从存储的 .html 页面中提取新闻文章内容 [英] Extract News article content from stored .html pages

查看:21
本文介绍了从存储的 .html 页面中提取新闻文章内容的处理方法,对大家解决问题具有一定的参考价值,需要的朋友们下面随着小编来一起学习吧!

问题描述

我正在从 html 文件中读取文本并进行一些分析.这些 .html 文件是新闻文章.

I am reading text from html files and doing some analysis. These .html files are news articles.

代码:

 html = open(filepath,'r').read()
 raw = nltk.clean_html(html)  
 raw.unidecode(item.decode('utf8'))

现在我只需要文章内容,而不是其他文本,如广告、标题等.如何在 python 中相对准确地做到这一点?

Now I just want the article content and not the rest of the text like advertisements, headings etc. How can I do so relatively accurately in python?

我知道一些工具,比如 Jsoup(一个 java api)和 bolier 但是我想在 python 中这样做.我可以使用 bs4 找到一些技术,但是仅限于一种类型的页面.我有来自众多来源的新闻页面.此外,还缺乏任何示例代码示例.

I know some tools like Jsoup(a java api) and bolier but I want to do so in python. I could find some techniques using bs4 but there limited to one type of page. And I have news pages from numerous sources. Also, there is dearth of any sample code example present.

我正在寻找与此完全相同的内容 http://www.psl.cs.columbia.edu/wp-content/uploads/2011/03/3463-WWWJ.pdf 在 python 中.
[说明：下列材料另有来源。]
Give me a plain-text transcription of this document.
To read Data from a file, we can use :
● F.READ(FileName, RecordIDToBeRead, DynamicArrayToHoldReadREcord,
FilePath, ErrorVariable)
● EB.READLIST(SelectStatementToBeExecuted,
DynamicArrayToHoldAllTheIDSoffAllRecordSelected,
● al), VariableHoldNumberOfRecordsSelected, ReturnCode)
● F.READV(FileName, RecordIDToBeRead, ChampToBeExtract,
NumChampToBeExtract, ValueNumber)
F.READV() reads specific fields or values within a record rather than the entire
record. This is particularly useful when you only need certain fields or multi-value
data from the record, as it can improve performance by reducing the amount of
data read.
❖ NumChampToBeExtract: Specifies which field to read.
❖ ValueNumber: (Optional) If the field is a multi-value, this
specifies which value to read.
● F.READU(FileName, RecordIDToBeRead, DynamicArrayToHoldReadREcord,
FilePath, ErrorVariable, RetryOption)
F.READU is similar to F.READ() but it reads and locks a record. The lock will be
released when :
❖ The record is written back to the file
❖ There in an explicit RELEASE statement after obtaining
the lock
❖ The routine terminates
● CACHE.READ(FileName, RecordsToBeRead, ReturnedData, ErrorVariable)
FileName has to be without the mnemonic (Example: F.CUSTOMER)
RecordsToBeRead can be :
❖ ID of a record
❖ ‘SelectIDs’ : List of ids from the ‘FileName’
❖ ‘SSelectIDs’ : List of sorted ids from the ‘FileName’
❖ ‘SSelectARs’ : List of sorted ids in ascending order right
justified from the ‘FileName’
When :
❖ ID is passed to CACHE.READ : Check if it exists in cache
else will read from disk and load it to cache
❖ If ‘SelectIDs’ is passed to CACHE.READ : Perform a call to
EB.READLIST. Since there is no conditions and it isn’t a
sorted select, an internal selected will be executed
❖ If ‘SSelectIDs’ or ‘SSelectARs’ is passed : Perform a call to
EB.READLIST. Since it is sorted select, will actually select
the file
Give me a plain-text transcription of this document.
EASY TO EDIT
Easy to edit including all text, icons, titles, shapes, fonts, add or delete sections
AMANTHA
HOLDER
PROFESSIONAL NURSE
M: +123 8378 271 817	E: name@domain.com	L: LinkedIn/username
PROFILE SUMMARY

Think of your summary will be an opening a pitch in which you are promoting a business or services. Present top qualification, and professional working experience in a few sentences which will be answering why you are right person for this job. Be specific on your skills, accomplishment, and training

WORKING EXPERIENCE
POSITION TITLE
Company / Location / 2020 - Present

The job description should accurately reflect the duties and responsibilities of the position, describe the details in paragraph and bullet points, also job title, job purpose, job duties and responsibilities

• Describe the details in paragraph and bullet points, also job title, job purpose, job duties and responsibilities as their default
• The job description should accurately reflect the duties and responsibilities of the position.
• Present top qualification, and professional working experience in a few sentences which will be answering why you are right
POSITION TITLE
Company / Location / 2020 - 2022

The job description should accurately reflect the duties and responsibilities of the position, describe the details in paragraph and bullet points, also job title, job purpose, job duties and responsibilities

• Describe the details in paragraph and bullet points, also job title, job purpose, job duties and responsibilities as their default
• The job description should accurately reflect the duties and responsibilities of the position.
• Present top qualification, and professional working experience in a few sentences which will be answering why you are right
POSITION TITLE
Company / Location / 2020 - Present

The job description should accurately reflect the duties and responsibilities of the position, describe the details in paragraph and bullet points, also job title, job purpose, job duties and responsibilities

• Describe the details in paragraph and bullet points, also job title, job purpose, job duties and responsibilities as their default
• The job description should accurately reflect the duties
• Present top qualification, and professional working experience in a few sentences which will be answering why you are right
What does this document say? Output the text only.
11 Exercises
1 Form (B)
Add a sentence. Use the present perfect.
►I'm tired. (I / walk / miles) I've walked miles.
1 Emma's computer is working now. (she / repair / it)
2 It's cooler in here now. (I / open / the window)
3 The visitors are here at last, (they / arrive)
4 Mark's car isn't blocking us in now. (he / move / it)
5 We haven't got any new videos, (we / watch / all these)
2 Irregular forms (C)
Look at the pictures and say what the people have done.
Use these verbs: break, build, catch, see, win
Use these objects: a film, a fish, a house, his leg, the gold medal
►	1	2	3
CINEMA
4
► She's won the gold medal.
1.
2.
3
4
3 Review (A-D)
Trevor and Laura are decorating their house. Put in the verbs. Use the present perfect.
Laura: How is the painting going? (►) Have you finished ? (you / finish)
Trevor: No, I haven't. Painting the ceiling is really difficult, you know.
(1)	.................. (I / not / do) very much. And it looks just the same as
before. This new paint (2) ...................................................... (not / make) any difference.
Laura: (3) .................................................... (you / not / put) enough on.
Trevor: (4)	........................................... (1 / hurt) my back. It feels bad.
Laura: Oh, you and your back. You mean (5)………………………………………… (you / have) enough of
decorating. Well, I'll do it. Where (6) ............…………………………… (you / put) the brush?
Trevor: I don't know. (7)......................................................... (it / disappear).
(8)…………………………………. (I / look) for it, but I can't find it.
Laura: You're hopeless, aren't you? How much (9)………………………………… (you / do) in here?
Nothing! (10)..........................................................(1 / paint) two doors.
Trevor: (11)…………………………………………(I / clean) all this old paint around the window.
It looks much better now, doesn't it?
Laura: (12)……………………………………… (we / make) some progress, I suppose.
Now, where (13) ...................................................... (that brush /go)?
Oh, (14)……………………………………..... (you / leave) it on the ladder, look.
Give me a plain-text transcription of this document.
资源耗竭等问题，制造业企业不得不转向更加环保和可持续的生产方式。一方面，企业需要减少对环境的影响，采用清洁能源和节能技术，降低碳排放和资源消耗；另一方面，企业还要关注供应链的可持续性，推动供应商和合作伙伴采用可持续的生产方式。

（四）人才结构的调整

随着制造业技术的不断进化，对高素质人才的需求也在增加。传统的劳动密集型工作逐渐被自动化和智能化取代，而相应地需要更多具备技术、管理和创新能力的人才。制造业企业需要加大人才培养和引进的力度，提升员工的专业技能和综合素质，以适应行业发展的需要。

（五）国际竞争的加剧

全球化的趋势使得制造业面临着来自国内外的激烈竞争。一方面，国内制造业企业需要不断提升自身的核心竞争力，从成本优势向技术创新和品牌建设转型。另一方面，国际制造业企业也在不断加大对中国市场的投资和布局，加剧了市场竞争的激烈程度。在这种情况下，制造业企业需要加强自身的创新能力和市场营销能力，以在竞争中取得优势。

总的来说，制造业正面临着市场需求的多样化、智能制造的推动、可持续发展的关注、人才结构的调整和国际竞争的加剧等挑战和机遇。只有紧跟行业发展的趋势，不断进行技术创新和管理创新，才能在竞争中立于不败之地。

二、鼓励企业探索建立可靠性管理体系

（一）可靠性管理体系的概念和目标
I am looking for something exactly like this http://www.psl.cs.columbia.edu/wp-content/uploads/2011/03/3463-WWWJ.pdf in python.

为了更好的理解,请写一个示例代码来提取以下链接的内容http://www.nytimes.com/2015/05/19/health/study-finds-密集乳房组织不总是 a-high-cancer-risk.html?src=me&ref=general

To better understand, please write a sample code to extract the content of the following link http://www.nytimes.com/2015/05/19/health/study-finds-dense-breast-tissue-isnt-always-a-high-cancer-risk.html?src=me&ref=general

推荐答案

Python 中也有这方面的库 :)

There are libraries for this in Python too :)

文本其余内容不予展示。